Heute mal wieder nicht den Preis für die beste Mama kassiert? Hier kommt etwas Erleichterung!

Zuerst ein persönliches Beispiel

Wir hatten in den letzten drei Monaten eine schwierige Phase als Familie. Viele Gezerre an den Nerven aller, mit allen Begleiterscheinungen was Konflikte betrifft.

Das hat mich mal wieder zum Nachdenken angeregt. Denn wie vielen anderen Frauen und Müttern geht es mir auch immer wieder so, dass ich sehr hart mit mir ins Gericht gehe und den eigenen, sehr hohen Ansprüchen nicht genüge. „Gerade du als Elterncoach, müsstest es doch wirklich besser wissen, können, …“ ist ein Satz der mir in solchen Zeiten nicht nur einmal täglich in den Sinn kommt.

Ja eh…, und dennoch bin ich ein Mensch, der auch seine Geschichte mit sich trägt.

 

Und was ist beim Nachdenken rausgekommen?

Man kann noch so hohe Ideale von sich als Elternteil haben, wir dürfen dabei nicht vergessen wo unser Ausgangspunkt ist.
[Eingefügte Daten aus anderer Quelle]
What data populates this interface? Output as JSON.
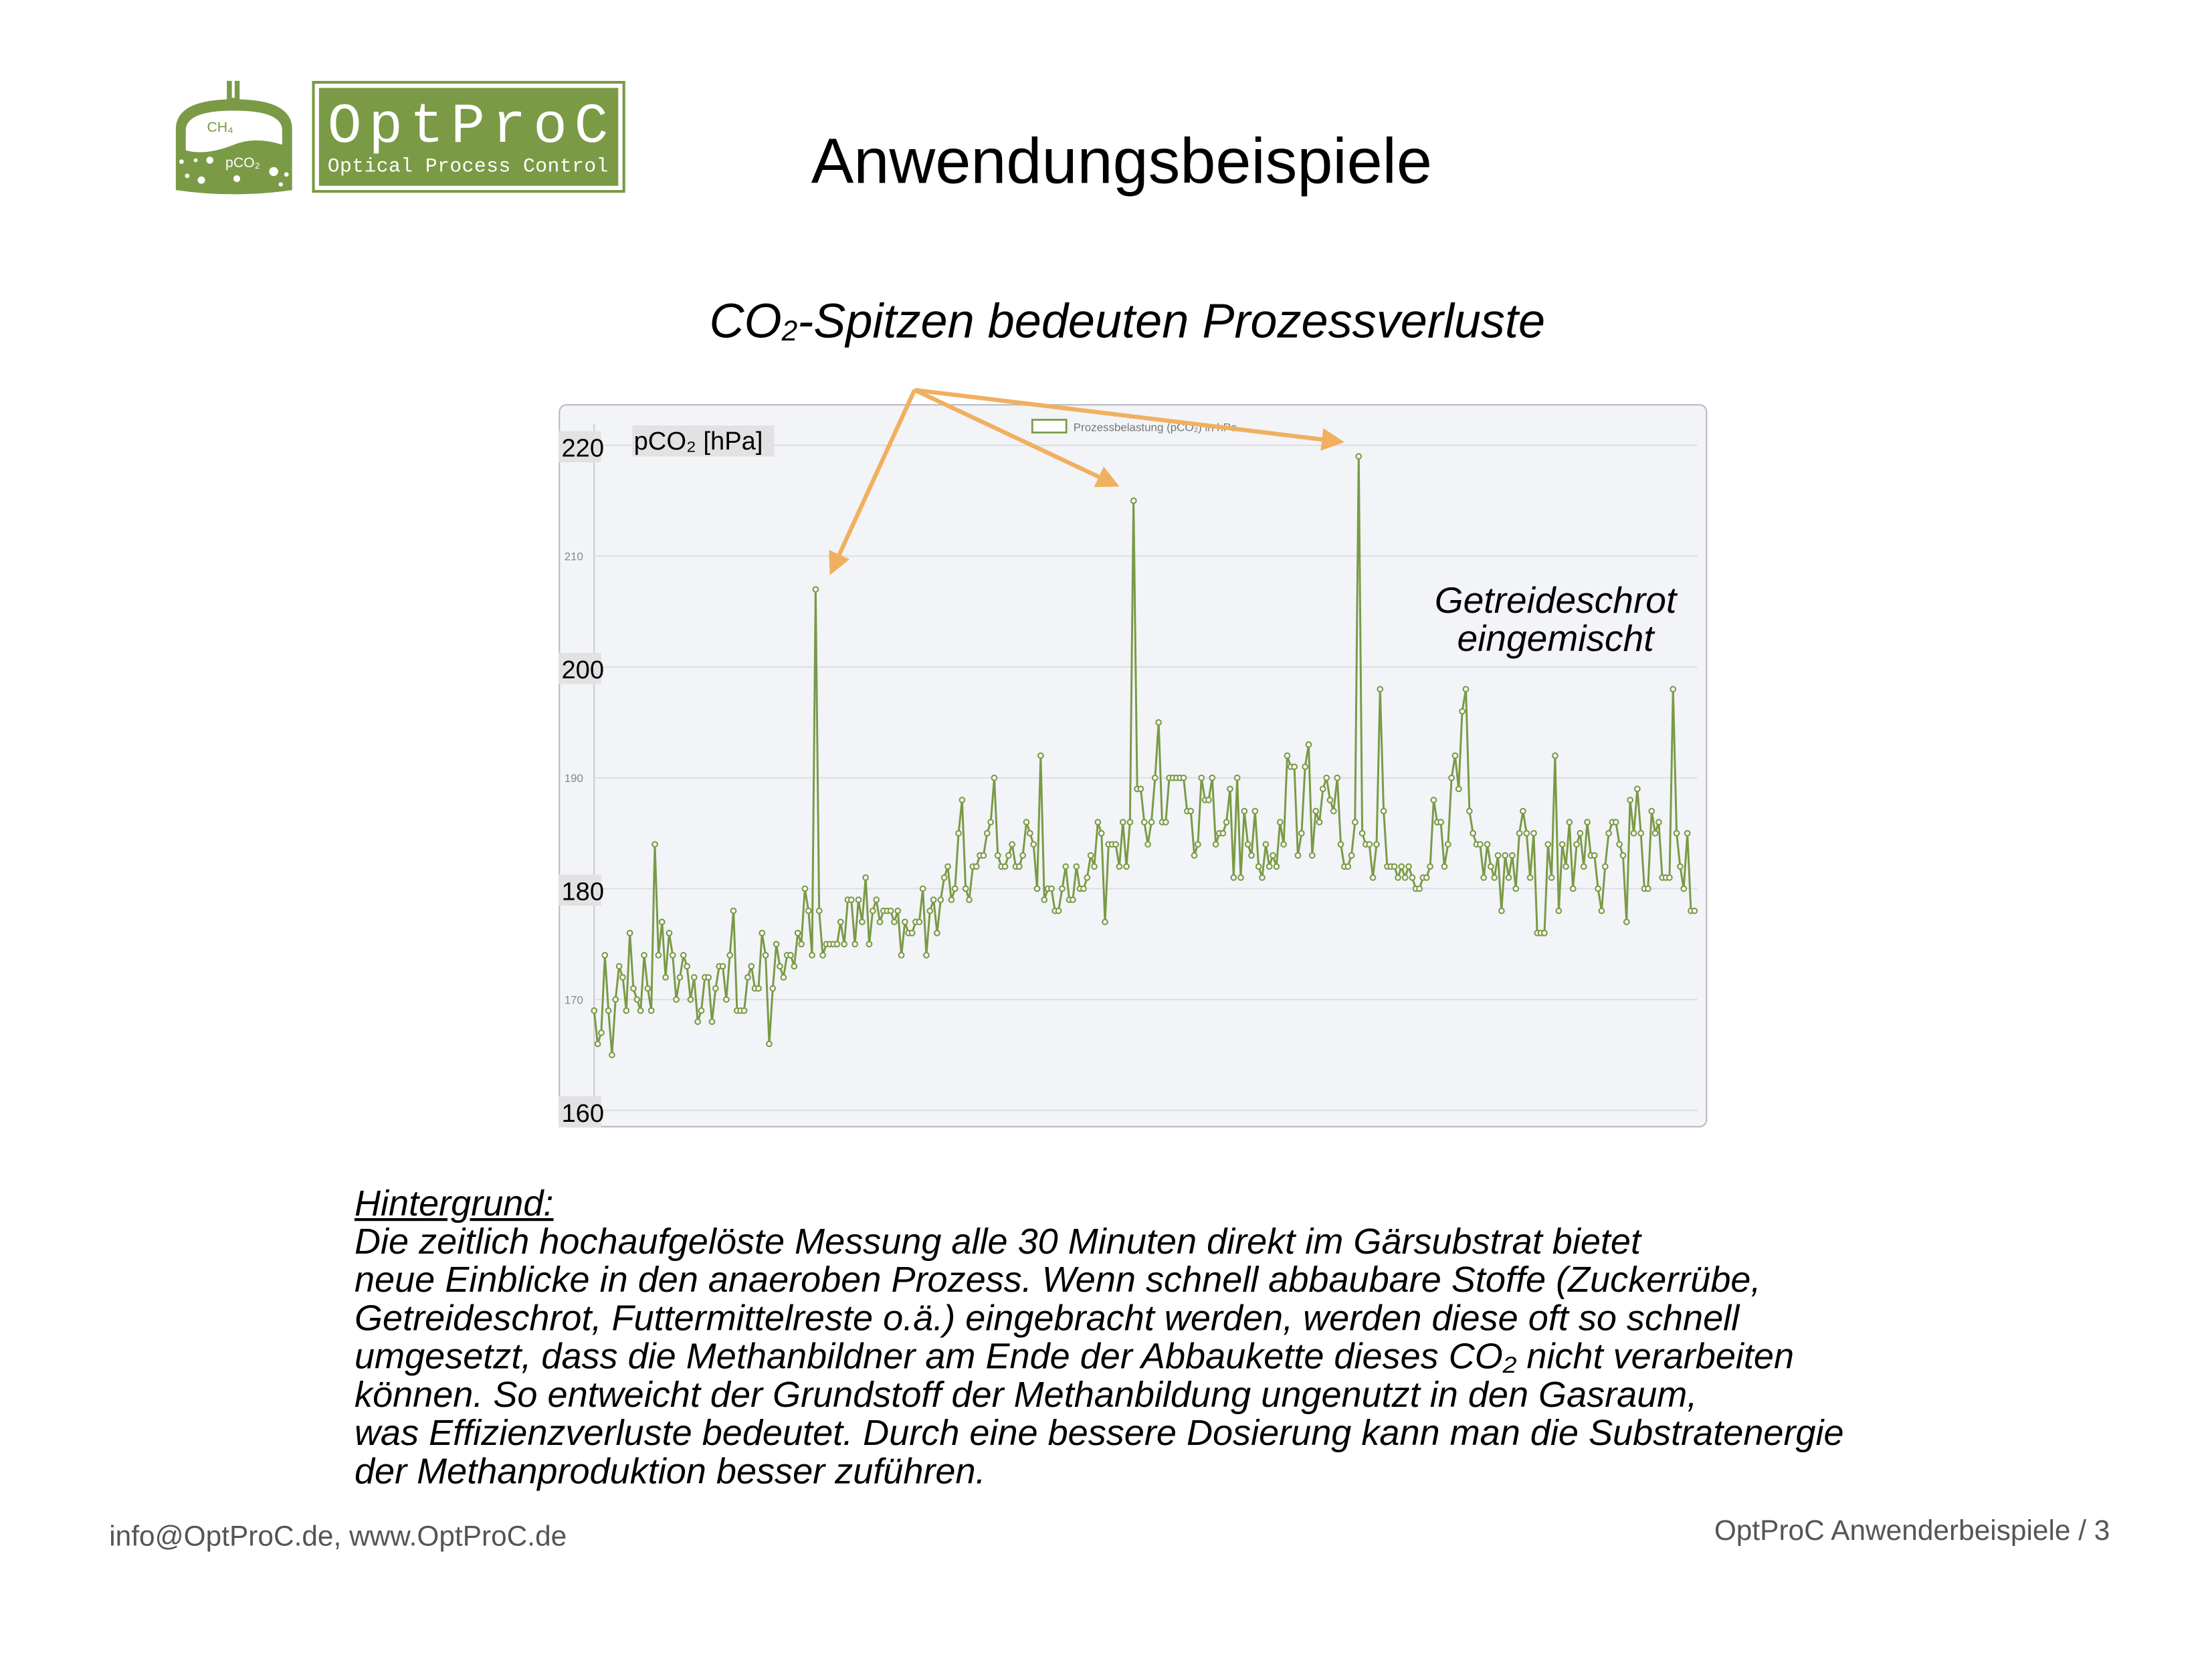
{
  "logo": {
    "name": "OptProC",
    "tagline": "Optical Process Control",
    "icon_labels": [
      "CH4",
      "pCO2"
    ],
    "color": "#7a9a45"
  },
  "header": {
    "title": "Anwendungsbeispiele"
  },
  "subtitle": {
    "prefix": "CO",
    "sub": "2",
    "suffix": "-Spitzen bedeuten Prozessverluste"
  },
  "annotation": {
    "line1": "Getreideschrot",
    "line2": "eingemischt"
  },
  "background": {
    "heading": "Hintergrund:",
    "lines": [
      "Die zeitlich hochaufgelöste Messung alle 30 Minuten direkt im Gärsubstrat bietet",
      "neue Einblicke in den anaeroben Prozess. Wenn schnell abbaubare Stoffe (Zuckerrübe,",
      "Getreideschrot, Futtermittelreste o.ä.) eingebracht werden, werden diese oft so schnell",
      "umgesetzt, dass die Methanbildner am Ende der Abbaukette dieses CO₂ nicht verarbeiten",
      "können. So entweicht der Grundstoff der Methanbildung ungenutzt in den Gasraum,",
      "was Effizienzverluste bedeutet. Durch eine bessere Dosierung kann man die Substratenergie",
      "der Methanproduktion besser zuführen."
    ]
  },
  "footer": {
    "contact": "info@OptProC.de, www.OptProC.de",
    "page": "OptProC Anwenderbeispiele / 3"
  },
  "chart_data": {
    "type": "line",
    "ylabel": "pCO₂ [hPa]",
    "legend": "Prozessbelastung (pCO₂) in hPa",
    "legend_placement": "top-center",
    "ylim": [
      160,
      220
    ],
    "yticks_large": [
      "220",
      "200",
      "180",
      "160"
    ],
    "yticks_small": [
      "210",
      "190",
      "170"
    ],
    "grid": true,
    "line_color": "#7a9a45",
    "arrow_color": "#f0b060",
    "background_color": "#f2f4f8",
    "highlighted_peaks": [
      207,
      215,
      219
    ],
    "values": [
      169,
      166,
      167,
      174,
      169,
      165,
      170,
      173,
      172,
      169,
      176,
      171,
      170,
      169,
      174,
      171,
      169,
      184,
      174,
      177,
      172,
      176,
      174,
      170,
      172,
      174,
      173,
      170,
      172,
      168,
      169,
      172,
      172,
      168,
      171,
      173,
      173,
      170,
      174,
      178,
      169,
      169,
      169,
      172,
      173,
      171,
      171,
      176,
      174,
      166,
      171,
      175,
      173,
      172,
      174,
      174,
      173,
      176,
      175,
      180,
      178,
      174,
      207,
      178,
      174,
      175,
      175,
      175,
      175,
      177,
      175,
      179,
      179,
      175,
      179,
      177,
      181,
      175,
      178,
      179,
      177,
      178,
      178,
      178,
      177,
      178,
      174,
      177,
      176,
      176,
      177,
      177,
      180,
      174,
      178,
      179,
      176,
      179,
      181,
      182,
      179,
      180,
      185,
      188,
      180,
      179,
      182,
      182,
      183,
      183,
      185,
      186,
      190,
      183,
      182,
      182,
      183,
      184,
      182,
      182,
      183,
      186,
      185,
      184,
      180,
      192,
      179,
      180,
      180,
      178,
      178,
      180,
      182,
      179,
      179,
      182,
      180,
      180,
      181,
      183,
      182,
      186,
      185,
      177,
      184,
      184,
      184,
      182,
      186,
      182,
      186,
      215,
      189,
      189,
      186,
      184,
      186,
      190,
      195,
      186,
      186,
      190,
      190,
      190,
      190,
      190,
      187,
      187,
      183,
      184,
      190,
      188,
      188,
      190,
      184,
      185,
      185,
      186,
      189,
      181,
      190,
      181,
      187,
      184,
      183,
      187,
      182,
      181,
      184,
      182,
      183,
      182,
      186,
      184,
      192,
      191,
      191,
      183,
      185,
      191,
      193,
      183,
      187,
      186,
      189,
      190,
      188,
      187,
      190,
      184,
      182,
      182,
      183,
      186,
      219,
      185,
      184,
      184,
      181,
      184,
      198,
      187,
      182,
      182,
      182,
      181,
      182,
      181,
      182,
      181,
      180,
      180,
      181,
      181,
      182,
      188,
      186,
      186,
      182,
      184,
      190,
      192,
      189,
      196,
      198,
      187,
      185,
      184,
      184,
      181,
      184,
      182,
      181,
      183,
      178,
      183,
      181,
      183,
      180,
      185,
      187,
      185,
      181,
      185,
      176,
      176,
      176,
      184,
      181,
      192,
      178,
      184,
      182,
      186,
      180,
      184,
      185,
      182,
      186,
      183,
      183,
      180,
      178,
      182,
      185,
      186,
      186,
      184,
      183,
      177,
      188,
      185,
      189,
      185,
      180,
      180,
      187,
      185,
      186,
      181,
      181,
      181,
      198,
      185,
      182,
      180,
      185,
      178,
      178
    ]
  }
}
Für die eine ist es schwierig ruhig und geduldig zu bleiben, für den anderen ist es schwierig Frechheiten der Kinder nicht persönlich zu nehmen, für die nächste ist es eine Herausforderung, den Kindern etwas zuzutrauen und sie Fehler alleine machen zu lassen.

Unser Ausgangspunkt ist bestimmt von unserer eigenen Geschichte, von unserem aktuellen persönlichen Rahmen und so vielem mehr. Je nachdem wo unser eigener Ausgangspunkt ist, gelingt es uns mehr oder weniger gut mit unseren Idealen konform zu gehen.

 

Noch ein kleines Beispiel

Bist du zum Beispiel selbst als Kind sehr vorsichtig behandelt worden und wurden dir vorsichtshalber mal alle Hindernisse aus dem Weg geräumt? Dann bist du jetzt vielleicht extra mutig oder es wird dir unter Umständen schwerer fallen, dasselbe nicht mit deinen Kindern zu tun. Im zweiten Fall bist du vielleicht einen Tick ängstlicher geworden, als viele andere. Wenn du dann auf dich als Mama schaust beneidest du möglicherweise die „coolen Mamis“, die ihre Kinder ungesichert das Klettergerüst hochkrabbeln lassen. Oder du denkst darüber nach, ob du das fahrlässig finden sollst… Selbst wenn du bewusst nicht so vorsichtig mit deinen Kindern umgehen willst, wie du es selbst als Kind erlebt hast, wird es dir schwerer fallen als anderen. Weil dein Ausgangspunkt ein anderer ist. Und an dieser Stelle möchte ich noch festhalten: deine Eltern hatten bestimmt aus ihrer Sicht sehr gute Gründe dafür, denn auch sie haben das Beste gemacht, was sie konnten.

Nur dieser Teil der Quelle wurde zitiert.